Phi­lippe BRETON — Ce livre a été pour moi l’occasion de ques­tion­ner la moder­ni­té au tra­vers de ses fan­tasmes comme celui de l’homme-machine et notam­ment de l’homme comme machine à com­mu­ni­quer. Des mots comme trans­pa­rence ou com­mu­ni­ca­tion sont tel­le­ment banals qu’ils paraissent neutres. Il est pour­tant impor­tant de les inter­ro­ger. Pour­quoi ces mots sont-ils autant à la mode ? Cette ques­tion mérite d’être posée. C’est en effet de cette manière que l’on par­vient à trou­ver la clé du dis­cours et à com­prendre les cou­lisses de la réa­li­té.
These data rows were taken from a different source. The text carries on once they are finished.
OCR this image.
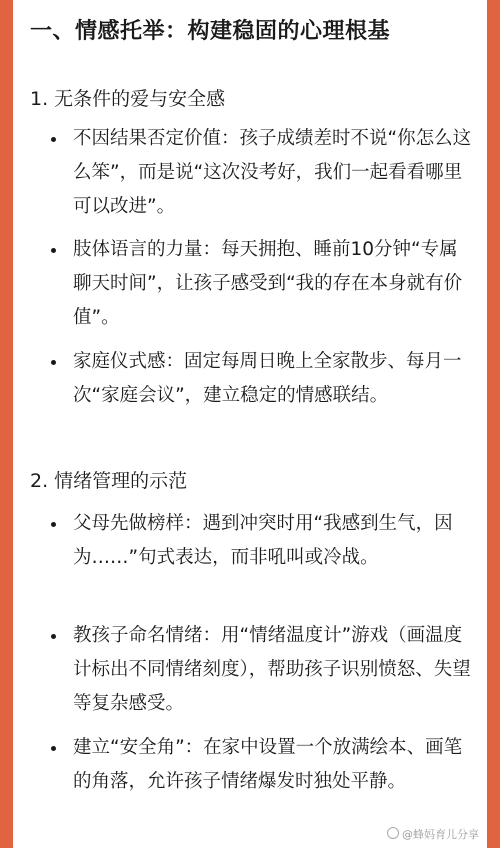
一、情感托举：构建稳固的心理根基
1. 无条件的爱与安全感
不因结果否定价值：孩子成绩差时不说“你怎么这么笨”，而是说“这次没考好，我们一起看看哪里可以改进”。
肢体语言的力量：每天拥抱、睡前10分钟“专属聊天时间”，让孩子感受到“我的存在本身就有价值”。
家庭仪式感：固定每周日晚上全家散步、每月一次“家庭会议”，建立稳定的情感联结。
2. 情绪管理的示范
父母先做榜样：遇到冲突时用“我感到生气，因为……”句式表达，而非吼叫或冷战。
教孩子命名情绪：用“情绪温度计”游戏（画温度计标出不同情绪刻度），帮助孩子识别愤怒、失望等复杂感受。
建立“安全角”：在家中设置一个放满绘本、画笔的角落，允许孩子情绪爆发时独处平静。
@蜂妈育儿分享
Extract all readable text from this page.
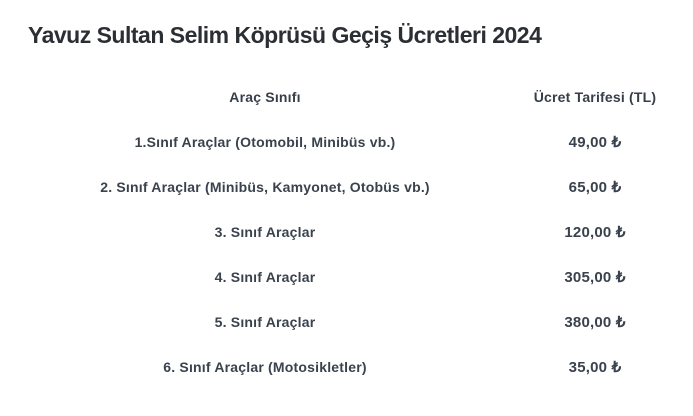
Yavuz Sultan Selim Köprüsü Geçiş Ücretleri 2024
Araç Sınıfı	Ücret Tarifesi (TL)
1.Sınıf Araçlar (Otomobil, Minibüs vb.)	49,00 ₺
2. Sınıf Araçlar (Minibüs, Kamyonet, Otobüs vb.)	65,00 ₺
3. Sınıf Araçlar	120,00 ₺
4. Sınıf Araçlar	305,00 ₺
5. Sınıf Araçlar	380,00 ₺
6. Sınıf Araçlar (Motosikletler)	35,00 ₺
On ne se rend d’ailleurs pas compte à quel point ces thèmes ont fait irrup­tion récem­ment. Il y a encore cin­quante ans, les mots com­mu­ni­ca­tion ou trans­pa­rence ne fai­saient pas par­tie du voca­bu­laire. Plus qu’à un mot ou à une notion, on a donc affaire ici à une valeur et à une idéo­lo­gie.
Mon livre com­porte trois mou­ve­ments. Le pre­mier envi­sage la genèse de la notion de com­mu­ni­ca­tion : c’est tout le mou­ve­ment qui consiste à décrire sa nais­sance à l’intérieur de la com­mu­nau­té scien­ti­fique et en par­ti­cu­lier dans le sec­teur de la cyber­né­tique. Dans le second, j’explique com­ment la com­mu­ni­ca­tion est peu à peu sor­tie du monde scien­ti­fique pour deve­nir une nou­velle uto­pie sociale. Le troi­sième mou­ve­ment est à mon avis le moins satis­fai­sant dans la mesure où il aurait pu faire l’objet de déve­lop­pe­ments plus impor­tants : c’est l’analyse des effets per­vers de cette nou­velle idéo­lo­gie sur la socié­té actuelle.
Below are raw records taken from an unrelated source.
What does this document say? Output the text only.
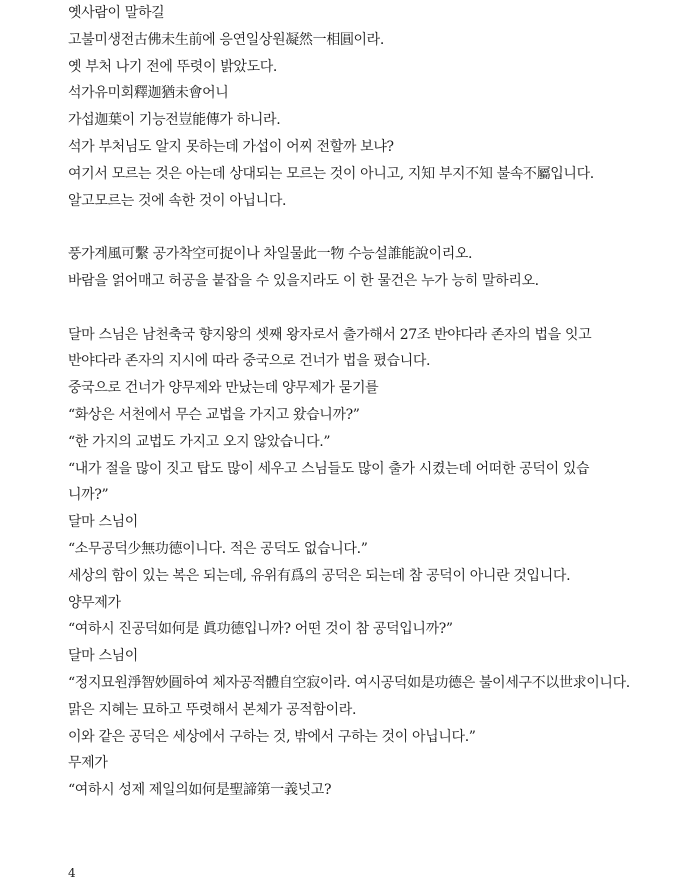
옛사람이 말하길
고불미생전古佛未生前에 응연일상원凝然一相圓이라.
옛 부처 나기 전에 뚜렷이 밝았도다.
석가유미회釋迦猶未會어니
가섭迦葉이 기능전豈能傳가 하니라.
석가 부처님도 알지 못하는데 가섭이 어찌 전할까 보냐?
여기서 모르는 것은 아는데 상대되는 모르는 것이 아니고, 지知 부지不知 불속不屬입니다.
알고모르는 것에 속한 것이 아닙니다.
풍가계風可繫 공가착空可捉이나 차일물此一物 수능설誰能說이리오.
바람을 얽어매고 허공을 붙잡을 수 있을지라도 이 한 물건은 누가 능히 말하리오.
달마 스님은 남천축국 향지왕의 셋째 왕자로서 출가해서 27조 반야다라 존자의 법을 잇고
반야다라 존자의 지시에 따라 중국으로 건너가 법을 폈습니다.
중국으로 건너가 양무제와 만났는데 양무제가 묻기를
“화상은 서천에서 무슨 교법을 가지고 왔습니까?”
“한 가지의 교법도 가지고 오지 않았습니다.”
“내가 절을 많이 짓고 탑도 많이 세우고 스님들도 많이 출가 시켰는데 어떠한 공덕이 있습
니까?”
달마 스님이
“소무공덕少無功德이니다. 적은 공덕도 없습니다.”
세상의 함이 있는 복은 되는데, 유위有爲의 공덕은 되는데 참 공덕이 아니란 것입니다.
양무제가
“여하시 진공덕如何是 眞功德입니까? 어떤 것이 참 공덕입니까?”
달마 스님이
“정지묘원淨智妙圓하여 체자공적體自空寂이라. 여시공덕如是功德은 불이세구不以世求이니다.
맑은 지혜는 묘하고 뚜렷해서 본체가 공적함이라.
이와 같은 공덕은 세상에서 구하는 것, 밖에서 구하는 것이 아닙니다.”
무제가
“여하시 성제 제일의如何是聖諦第一義넛고?
4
La grande sur­prise a été pour moi de m’apercevoir que le dis­cours actuel sur la com­mu­ni­ca­tion exis­tait de pied en cap dans les années 1940. Il est éton­nant de voir com­ment, dans un cer­tain nombre de textes écrits par des scien­ti­fiques entre 1942 et 1950, on trouve l’essentiel de l’argumentaire sur la com­mu­ni­ca­tion, l’usage des nou­velles tech­no­lo­gies et la socié­té d’information. L’une des par­ti­cu­la­ri­tés de ce dis­cours, c’est qu’on ne par­vient pas à en attri­buer la pater­ni­té à un auteur ou à un cou­rant spé­ci­fique. Et c’est ain­si que pério­di­que­ment on croit le réin­ven­ter. Le rap­port Nora-Minc, qui a été consi­dé­ré au milieu des années 1970 comme une grande nou­veau­té devant ouvrir la voie à une nou­velle étape de l’histoire de la moder­ni­té, n’apporte en fait aucun élé­ment nou­veau par rap­port à ces textes des années 1940–1950. Sans vou­loir que mon livre devienne une thèse sur Nor­bert Wie­ner, je me suis atta­ché à l’analyse de ses écrits parce que Wie­ner est celui qui a pra­ti­que­ment tout dit de ce qui se dit actuel­le­ment au sujet de la com­mu­ni­ca­tion. En fait, le dis­cours sur la com­mu­ni­ca­tion fut le préa­lable à tout le mou­ve­ment d’innovation tech­nique des années 1960, notam­ment dans le domaine infor­ma­tique et télé­ma­tique. Ce ne sont donc pas les tech­no­lo­gies qui pro­duisent les valeurs, comme beau­coup de phi­lo­sophes et de socio­logues l’ont affir­mé, mais le contraire : les valeurs sont pre­mières et ce sont elles qui s’incarnent dans les réa­li­sa­tions humaines.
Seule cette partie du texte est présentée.